This week as we began our new case study concerning the public and private life in Canada, we focused in on recreation and sport.  Throughout the readings it is apparent that sport and recreation has been used as a tool of teaching and endorsing “Canadian values” and creating a national identity around these values.  Everywhere from ideas around masculinity to assimilation was done through sport and recreation to normalize and unify people under the same values.  In Celebrating Violent Masculinities: The Boxing Death of Luther McCarty, defense of the confrontational sports came from the male population.  However, more interesting is the way that violence and the normalization of violence is acculturated as a masculine trait.  Men are considered to be tough and mean, as these values of masculinity are to be conveyed and indoctrinated through sport. Boxing standardized Canadian masculinity ideas to the whole Canadian population, helping create a society of unified ideals.[1]   In Raven Plays Ball, the same type of indoctrination of Canadian values is done through “Indian Sport Days”.  These sport days where intended to ingrain values of leisure, which were a universal Canadian idea, into Aboriginal culture.  Even though it is debated around the success of acculturating these people through sport, the government still used and presented sport as a way to teach and endorse these Canadian values.[2]  Finally, in recreation Canadianized values and expectations again were promoted through activities such as biking.
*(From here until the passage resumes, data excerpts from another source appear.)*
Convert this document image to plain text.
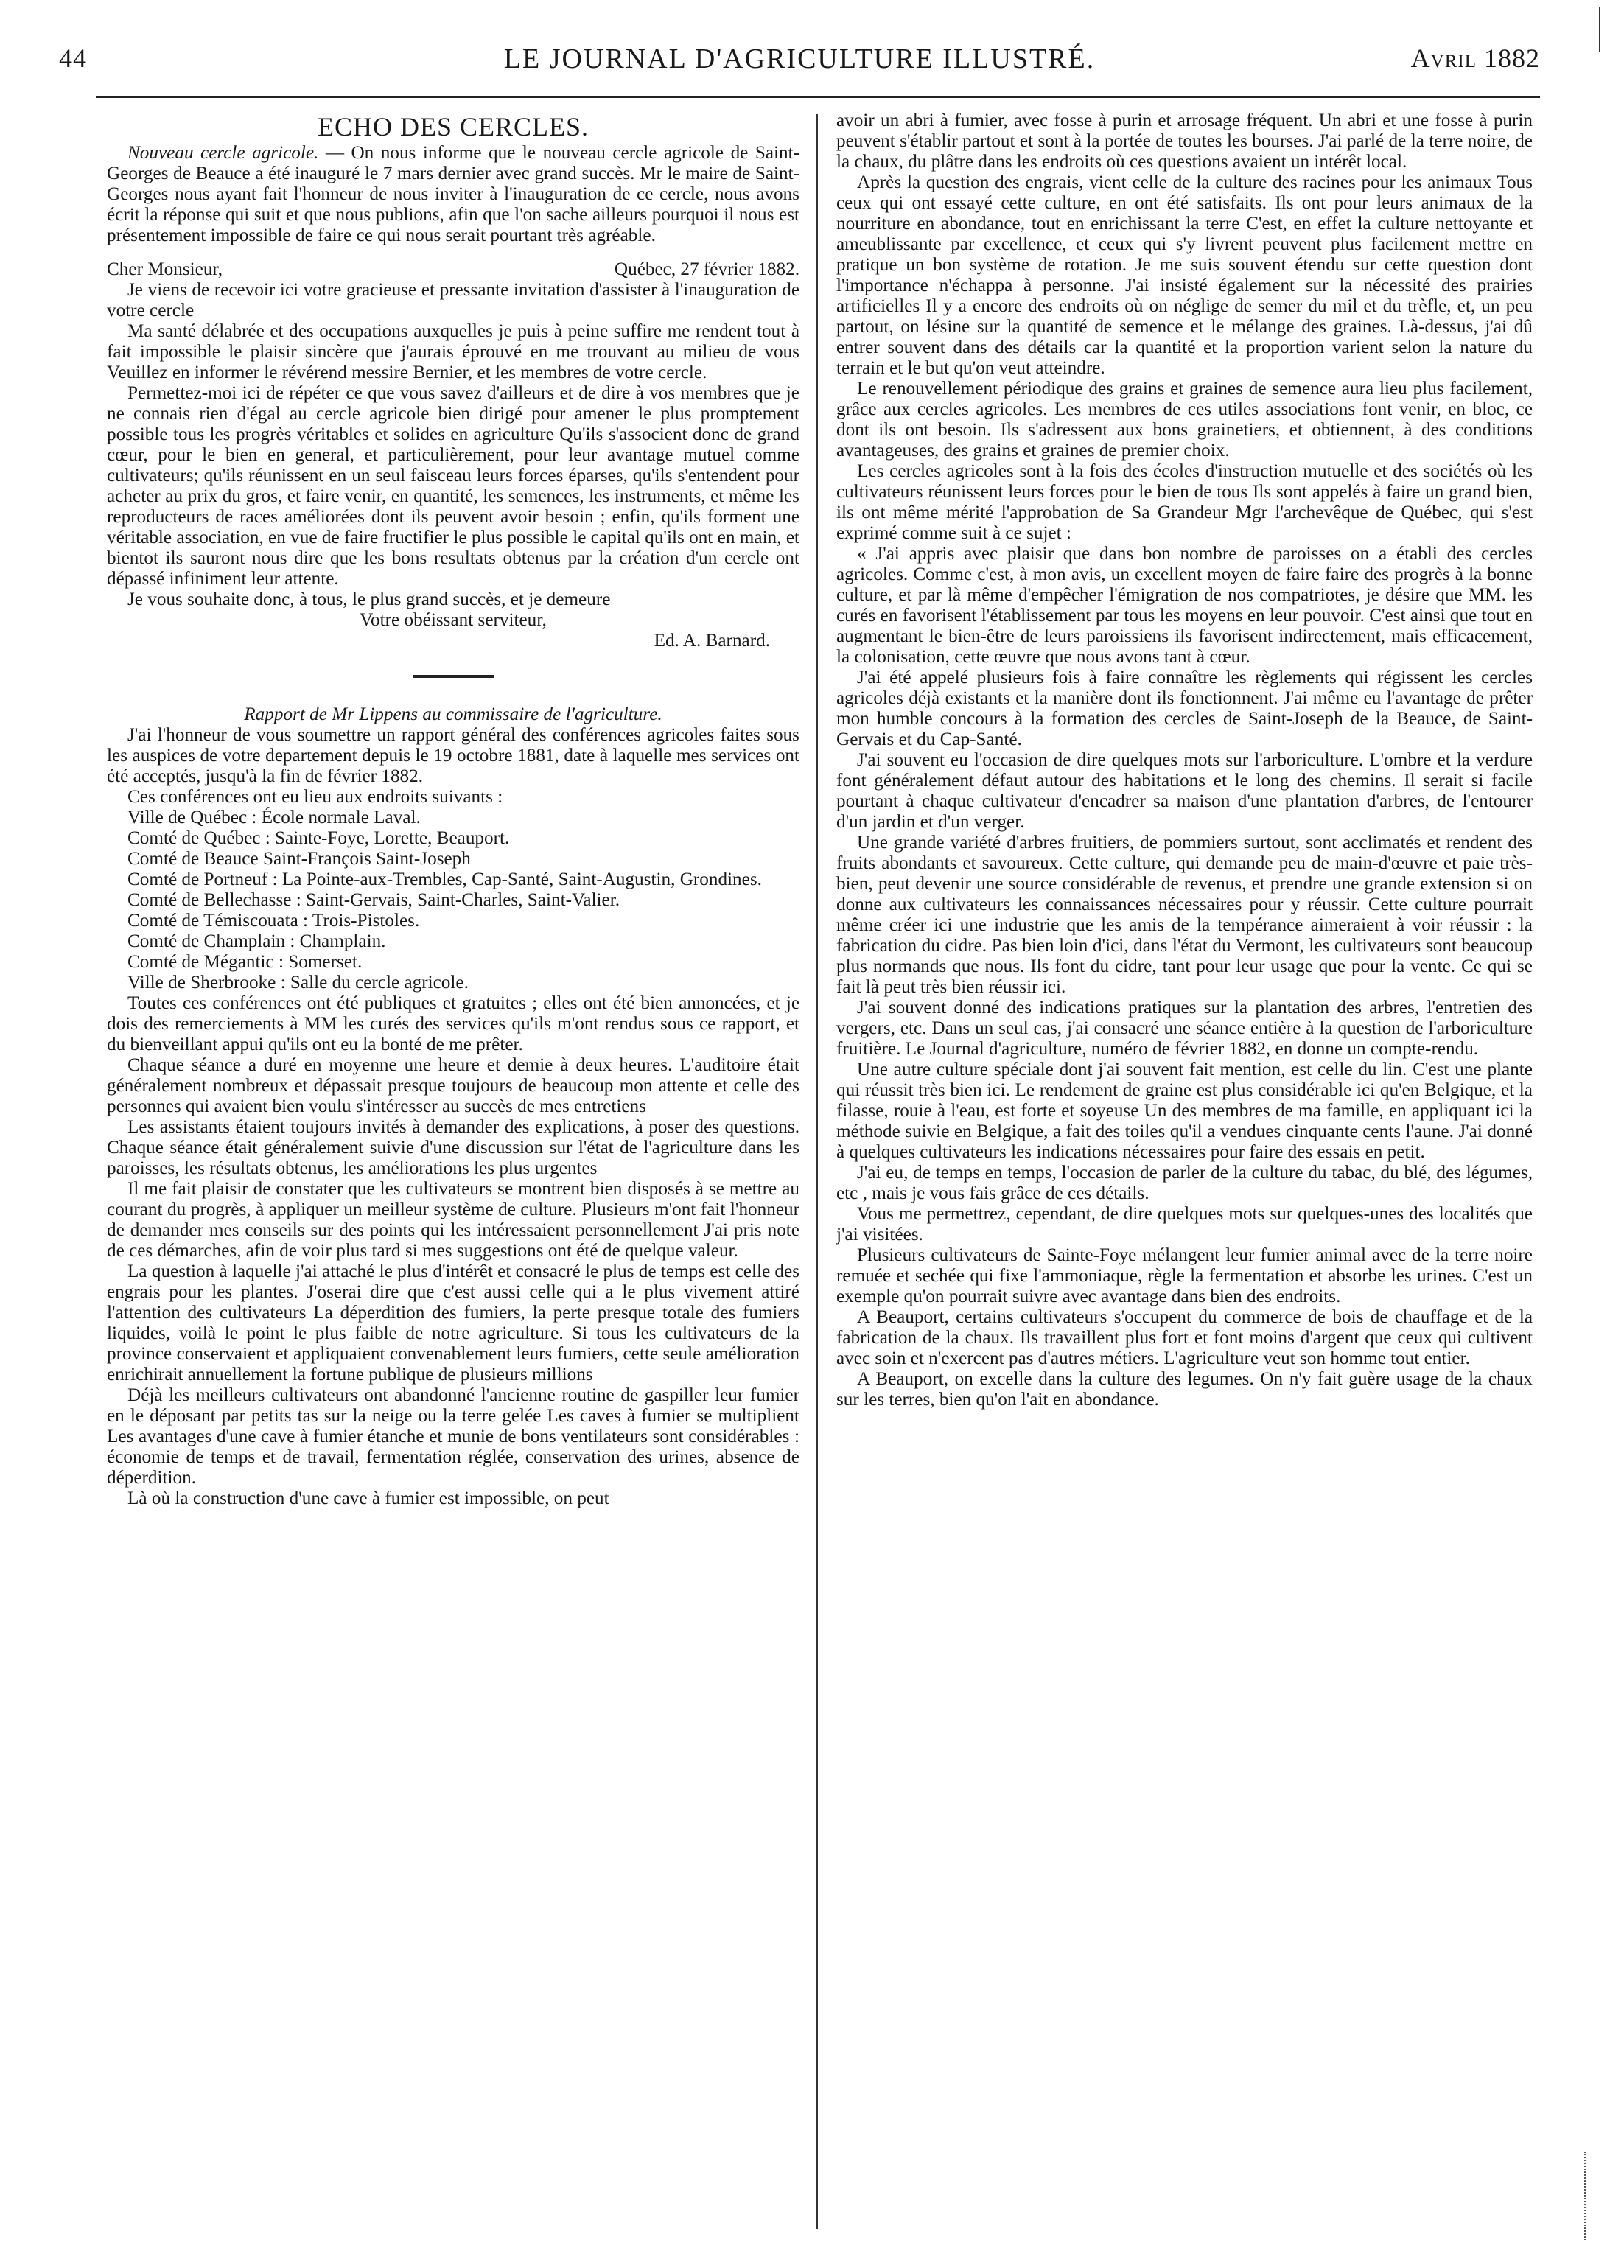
44	LE JOURNAL D'AGRICULTURE ILLUSTRÉ.	Avril 1882

ECHO DES CERCLES.

Nouveau cercle agricole. — On nous informe que le nouveau cercle agricole de Saint-Georges de Beauce a été inauguré le 7 mars dernier avec grand succès. Mr le maire de Saint-Georges nous ayant fait l'honneur de nous inviter à l'inauguration de ce cercle, nous avons écrit la réponse qui suit et que nous publions, afin que l'on sache ailleurs pourquoi il nous est présentement impossible de faire ce qui nous serait pourtant très agréable.

Cher Monsieur,	Québec, 27 février 1882.

Je viens de recevoir ici votre gracieuse et pressante invitation d'assister à l'inauguration de votre cercle

Ma santé délabrée et des occupations auxquelles je puis à peine suffire me rendent tout à fait impossible le plaisir sincère que j'aurais éprouvé en me trouvant au milieu de vous Veuillez en informer le révérend messire Bernier, et les membres de votre cercle.

Permettez-moi ici de répéter ce que vous savez d'ailleurs et de dire à vos membres que je ne connais rien d'égal au cercle agricole bien dirigé pour amener le plus promptement possible tous les progrès véritables et solides en agriculture Qu'ils s'associent donc de grand cœur, pour le bien en general, et particulièrement, pour leur avantage mutuel comme cultivateurs; qu'ils réunissent en un seul faisceau leurs forces éparses, qu'ils s'entendent pour acheter au prix du gros, et faire venir, en quantité, les semences, les instruments, et même les reproducteurs de races améliorées dont ils peuvent avoir besoin ; enfin, qu'ils forment une véritable association, en vue de faire fructifier le plus possible le capital qu'ils ont en main, et bientot ils sauront nous dire que les bons resultats obtenus par la création d'un cercle ont dépassé infiniment leur attente.

Je vous souhaite donc, à tous, le plus grand succès, et je demeure

Votre obéissant serviteur,

Ed. A. Barnard.

Rapport de Mr Lippens au commissaire de l'agriculture.

J'ai l'honneur de vous soumettre un rapport général des conférences agricoles faites sous les auspices de votre departement depuis le 19 octobre 1881, date à laquelle mes services ont été acceptés, jusqu'à la fin de février 1882.

Ces conférences ont eu lieu aux endroits suivants :

Ville de Québec : École normale Laval.

Comté de Québec : Sainte-Foye, Lorette, Beauport.

Comté de Beauce Saint-François Saint-Joseph

Comté de Portneuf : La Pointe-aux-Trembles, Cap-Santé, Saint-Augustin, Grondines.

Comté de Bellechasse : Saint-Gervais, Saint-Charles, Saint-Valier.

Comté de Témiscouata : Trois-Pistoles.

Comté de Champlain : Champlain.

Comté de Mégantic : Somerset.

Ville de Sherbrooke : Salle du cercle agricole.

Toutes ces conférences ont été publiques et gratuites ; elles ont été bien annoncées, et je dois des remerciements à MM les curés des services qu'ils m'ont rendus sous ce rapport, et du bienveillant appui qu'ils ont eu la bonté de me prêter.

Chaque séance a duré en moyenne une heure et demie à deux heures. L'auditoire était généralement nombreux et dépassait presque toujours de beaucoup mon attente et celle des personnes qui avaient bien voulu s'intéresser au succès de mes entretiens

Les assistants étaient toujours invités à demander des explications, à poser des questions. Chaque séance était généralement suivie d'une discussion sur l'état de l'agriculture dans les paroisses, les résultats obtenus, les améliorations les plus urgentes

Il me fait plaisir de constater que les cultivateurs se montrent bien disposés à se mettre au courant du progrès, à appliquer un meilleur système de culture. Plusieurs m'ont fait l'honneur de demander mes conseils sur des points qui les intéressaient personnellement J'ai pris note de ces démarches, afin de voir plus tard si mes suggestions ont été de quelque valeur.

La question à laquelle j'ai attaché le plus d'intérêt et consacré le plus de temps est celle des engrais pour les plantes. J'oserai dire que c'est aussi celle qui a le plus vivement attiré l'attention des cultivateurs La déperdition des fumiers, la perte presque totale des fumiers liquides, voilà le point le plus faible de notre agriculture. Si tous les cultivateurs de la province conservaient et appliquaient convenablement leurs fumiers, cette seule amélioration enrichirait annuellement la fortune publique de plusieurs millions

Déjà les meilleurs cultivateurs ont abandonné l'ancienne routine de gaspiller leur fumier en le déposant par petits tas sur la neige ou la terre gelée Les caves à fumier se multiplient Les avantages d'une cave à fumier étanche et munie de bons ventilateurs sont considérables : économie de temps et de travail, fermentation réglée, conservation des urines, absence de déperdition.

Là où la construction d'une cave à fumier est impossible, on peut

avoir un abri à fumier, avec fosse à purin et arrosage fréquent. Un abri et une fosse à purin peuvent s'établir partout et sont à la portée de toutes les bourses. J'ai parlé de la terre noire, de la chaux, du plâtre dans les endroits où ces questions avaient un intérêt local.

Après la question des engrais, vient celle de la culture des racines pour les animaux Tous ceux qui ont essayé cette culture, en ont été satisfaits. Ils ont pour leurs animaux de la nourriture en abondance, tout en enrichissant la terre C'est, en effet la culture nettoyante et ameublissante par excellence, et ceux qui s'y livrent peuvent plus facilement mettre en pratique un bon système de rotation. Je me suis souvent étendu sur cette question dont l'importance n'échappa à personne. J'ai insisté également sur la nécessité des prairies artificielles Il y a encore des endroits où on néglige de semer du mil et du trèfle, et, un peu partout, on lésine sur la quantité de semence et le mélange des graines. Là-dessus, j'ai dû entrer souvent dans des détails car la quantité et la proportion varient selon la nature du terrain et le but qu'on veut atteindre.

Le renouvellement périodique des grains et graines de semence aura lieu plus facilement, grâce aux cercles agricoles. Les membres de ces utiles associations font venir, en bloc, ce dont ils ont besoin. Ils s'adressent aux bons grainetiers, et obtiennent, à des conditions avantageuses, des grains et graines de premier choix.

Les cercles agricoles sont à la fois des écoles d'instruction mutuelle et des sociétés où les cultivateurs réunissent leurs forces pour le bien de tous Ils sont appelés à faire un grand bien, ils ont même mérité l'approbation de Sa Grandeur Mgr l'archevêque de Québec, qui s'est exprimé comme suit à ce sujet :

« J'ai appris avec plaisir que dans bon nombre de paroisses on a établi des cercles agricoles. Comme c'est, à mon avis, un excellent moyen de faire faire des progrès à la bonne culture, et par là même d'empêcher l'émigration de nos compatriotes, je désire que MM. les curés en favorisent l'établissement par tous les moyens en leur pouvoir. C'est ainsi que tout en augmentant le bien-être de leurs paroissiens ils favorisent indirectement, mais efficacement, la colonisation, cette œuvre que nous avons tant à cœur.

J'ai été appelé plusieurs fois à faire connaître les règlements qui régissent les cercles agricoles déjà existants et la manière dont ils fonctionnent. J'ai même eu l'avantage de prêter mon humble concours à la formation des cercles de Saint-Joseph de la Beauce, de Saint-Gervais et du Cap-Santé.

J'ai souvent eu l'occasion de dire quelques mots sur l'arboriculture. L'ombre et la verdure font généralement défaut autour des habitations et le long des chemins. Il serait si facile pourtant à chaque cultivateur d'encadrer sa maison d'une plantation d'arbres, de l'entourer d'un jardin et d'un verger.

Une grande variété d'arbres fruitiers, de pommiers surtout, sont acclimatés et rendent des fruits abondants et savoureux. Cette culture, qui demande peu de main-d'œuvre et paie très-bien, peut devenir une source considérable de revenus, et prendre une grande extension si on donne aux cultivateurs les connaissances nécessaires pour y réussir. Cette culture pourrait même créer ici une industrie que les amis de la tempérance aimeraient à voir réussir : la fabrication du cidre. Pas bien loin d'ici, dans l'état du Vermont, les cultivateurs sont beaucoup plus normands que nous. Ils font du cidre, tant pour leur usage que pour la vente. Ce qui se fait là peut très bien réussir ici.

J'ai souvent donné des indications pratiques sur la plantation des arbres, l'entretien des vergers, etc. Dans un seul cas, j'ai consacré une séance entière à la question de l'arboriculture fruitière. Le Journal d'agriculture, numéro de février 1882, en donne un compte-rendu.

Une autre culture spéciale dont j'ai souvent fait mention, est celle du lin. C'est une plante qui réussit très bien ici. Le rendement de graine est plus considérable ici qu'en Belgique, et la filasse, rouie à l'eau, est forte et soyeuse Un des membres de ma famille, en appliquant ici la méthode suivie en Belgique, a fait des toiles qu'il a vendues cinquante cents l'aune. J'ai donné à quelques cultivateurs les indications nécessaires pour faire des essais en petit.

J'ai eu, de temps en temps, l'occasion de parler de la culture du tabac, du blé, des légumes, etc , mais je vous fais grâce de ces détails.

Vous me permettrez, cependant, de dire quelques mots sur quelques-unes des localités que j'ai visitées.

Plusieurs cultivateurs de Sainte-Foye mélangent leur fumier animal avec de la terre noire remuée et sechée qui fixe l'ammoniaque, règle la fermentation et absorbe les urines. C'est un exemple qu'on pourrait suivre avec avantage dans bien des endroits.

A Beauport, certains cultivateurs s'occupent du commerce de bois de chauffage et de la fabrication de la chaux. Ils travaillent plus fort et font moins d'argent que ceux qui cultivent avec soin et n'exercent pas d'autres métiers. L'agriculture veut son homme tout entier.

A Beauport, on excelle dans la culture des legumes. On n'y fait guère usage de la chaux sur les terres, bien qu'on l'ait en abondance.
In Cycles of Manhood: Pedaling Respectability in Ontario’s Forest City, biking had endorsed “middle class’s notion of manhood that was particularly apparent in sport and physical recreation activities.”[3]  The masculinity surrounding the bikes further advanced and ingrained “proper” values that Canadians were supposed to live by.  Sport and recreation was a place where values were exhibited and encouraged, in order to foster assimilation and acceptance of Canadian ideals as normal.  This outlet used to teach values and expectations was apparent in this time period, from biking to boxing.

[1] Walmsley and Whitson, “Celebrating Violent Masculinities: The Boxing Death of Luther McCarty,” Journal of Sport History, 25, 3 (Fall 1998): 419-420, 425, 428-429.

[2] Wney, Allan, and Susan Neylan. “Raven Plays Ball: Situating “Indian Sports Days” within Indigenous and Colonial Spaces in Twentieth-Century Coastal British Columbia.” Canadian Journal Of History 50, no. 3 (2015).

[3] Kossuth and Walmsley, “Cycles of Manhood: Pedaling Respectability in Ontario’s Forest City,” Sport History Review, 34 (2003).